E quelli che il giorno prima avevi intravisto, dagli angoli dei tuoi occhi pieni di lacrime, diventano come incidentali compagni di viaggio. C’è quella cosa che dà tanto sollievo, nel raccontarsi del come-è-successo: che è diverso da ogni altro posto. Non c’è quel peso di spiegarlo, quel peso di non cercare di far sentire un peso – ulteriore – alle persone che ti chiedono: «come mai sei qui?» o «vai in ospedale? Perché».
Fra la gente di quel gruppo non c’è bisogno di spiegarselo: tutti sanno perché sei lì.

E c’è tanta umanità, non solo nell’infermiere napoletano che ti dice «piccirullo, sctai tranquillo, chianu chianu tutto va a posto», ma nel discutere di politica, di calcio, di economia e dei presunti complotti della politica, del calcio, dell’economia. Perché bisogna anche respirare.

Poi, ogni tanto, uno ce la fa. Si saluta, e tutti sono sinceramente contenti che quell’altro, di cui seguivano i minimi progressi («oggi ha respirato autonomamente per 5 minuti!» «accidenti, bene!») ogni volta che si presentavano o un persona emotivamente condizionata li vagheggiava, ce l’abbia fatta.
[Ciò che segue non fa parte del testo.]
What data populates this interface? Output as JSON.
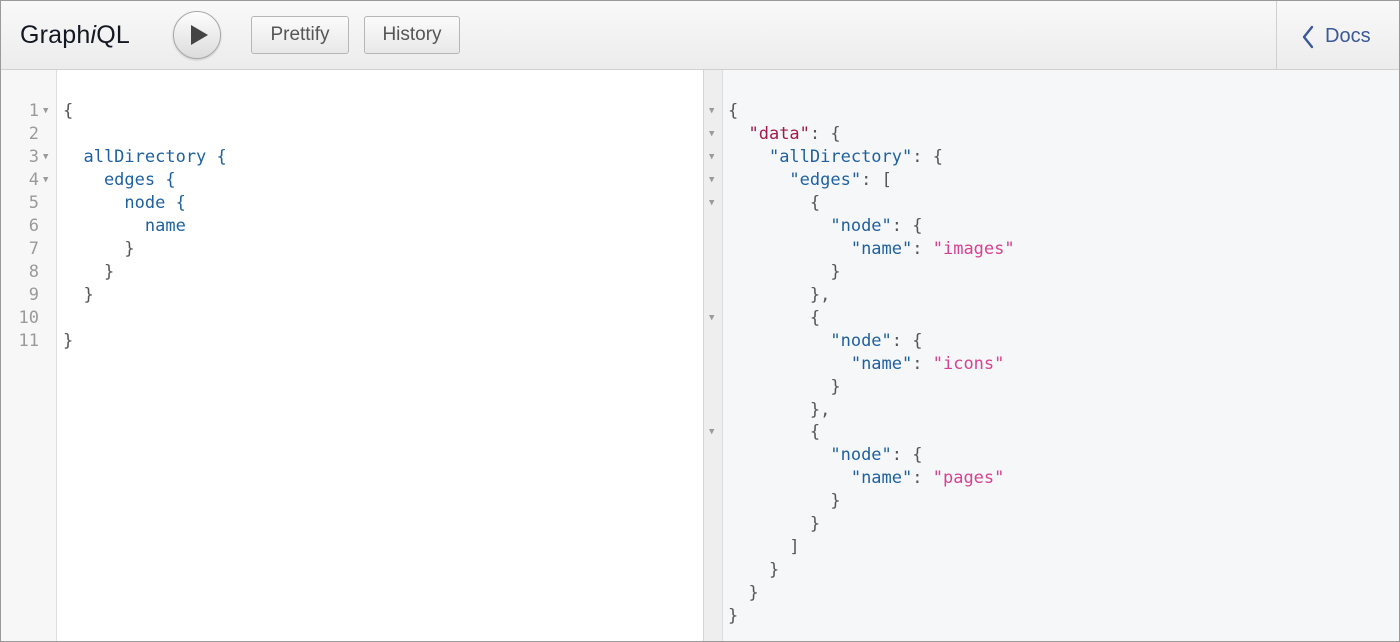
{
  "app": {
    "title_prefix": "Graph",
    "title_italic": "i",
    "title_suffix": "QL"
  },
  "toolbar": {
    "execute_label": "Execute query",
    "prettify_label": "Prettify",
    "history_label": "History",
    "docs_label": "Docs"
  },
  "editor": {
    "line_numbers": [
      "1",
      "2",
      "3",
      "4",
      "5",
      "6",
      "7",
      "8",
      "9",
      "10",
      "11"
    ],
    "lines": [
      "{",
      "",
      "  allDirectory {",
      "    edges {",
      "      node {",
      "        name",
      "      }",
      "    }",
      "  }",
      "",
      "}"
    ]
  },
  "result": {
    "lines": [
      "{",
      "  \"data\": {",
      "    \"allDirectory\": {",
      "      \"edges\": [",
      "        {",
      "          \"node\": {",
      "            \"name\": \"images\"",
      "          }",
      "        },",
      "        {",
      "          \"node\": {",
      "            \"name\": \"icons\"",
      "          }",
      "        },",
      "        {",
      "          \"node\": {",
      "            \"name\": \"pages\"",
      "          }",
      "        }",
      "      ]",
      "    }",
      "  }",
      "}"
    ]
  },
  "colors": {
    "field": "#1f61a0",
    "data_key": "#a11a4d",
    "string": "#d64292",
    "docs_link": "#3b5998"
  }
}
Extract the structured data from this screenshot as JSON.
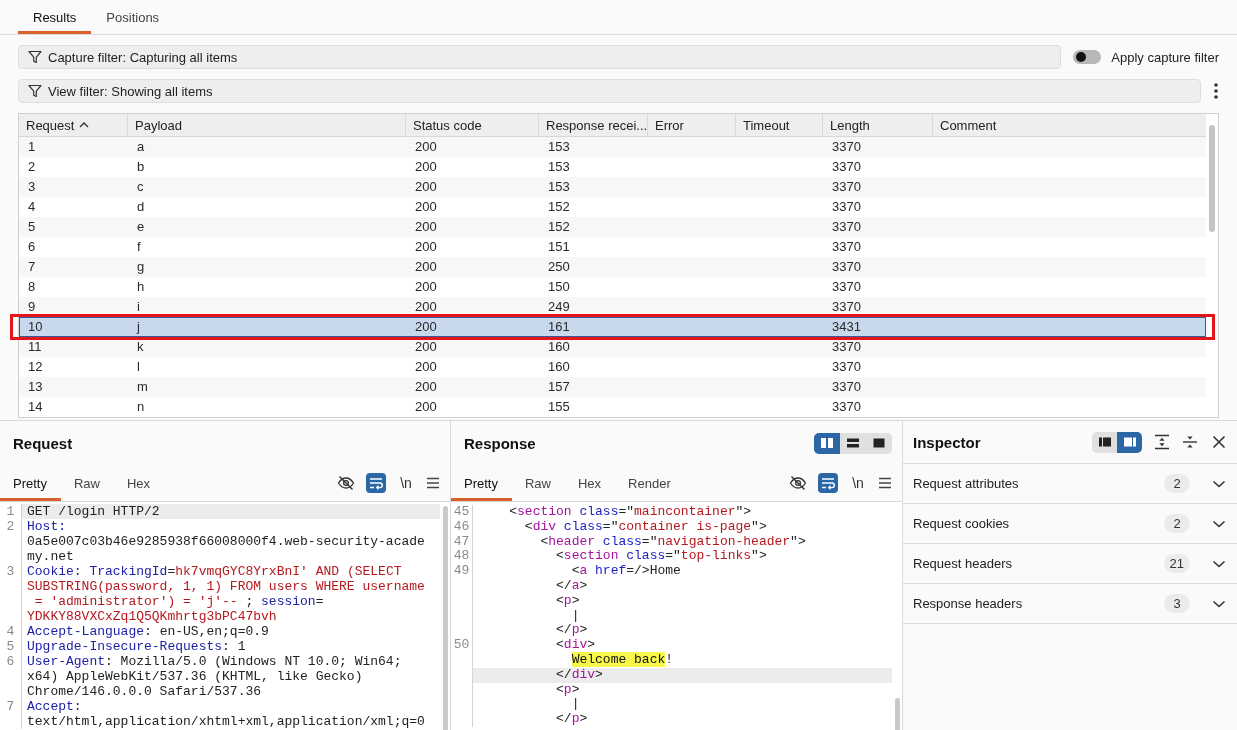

Gli si augura una buona vita, e tanto tanto bene, in un modo onesto e innocente, anche se non li si rivedrà più.

Credo che penserò a quei pianti – e a tutto questo – le volte che sentirò dire che «nel mondo c’è tanto odio e nessuno si vuole bene». Accidenti se sì.

*

Patrizia ha lasciato oggi rianimazione, ed è stata trasferita oggi nel reparto di neurologia: è un grande passo avanti. La tac non ha riscontrato danni permanenti, anche se la riabilitazione potrebbe durare anni, ma già questo era inimmaginabile fino a dieci giorni fa. C’è luce.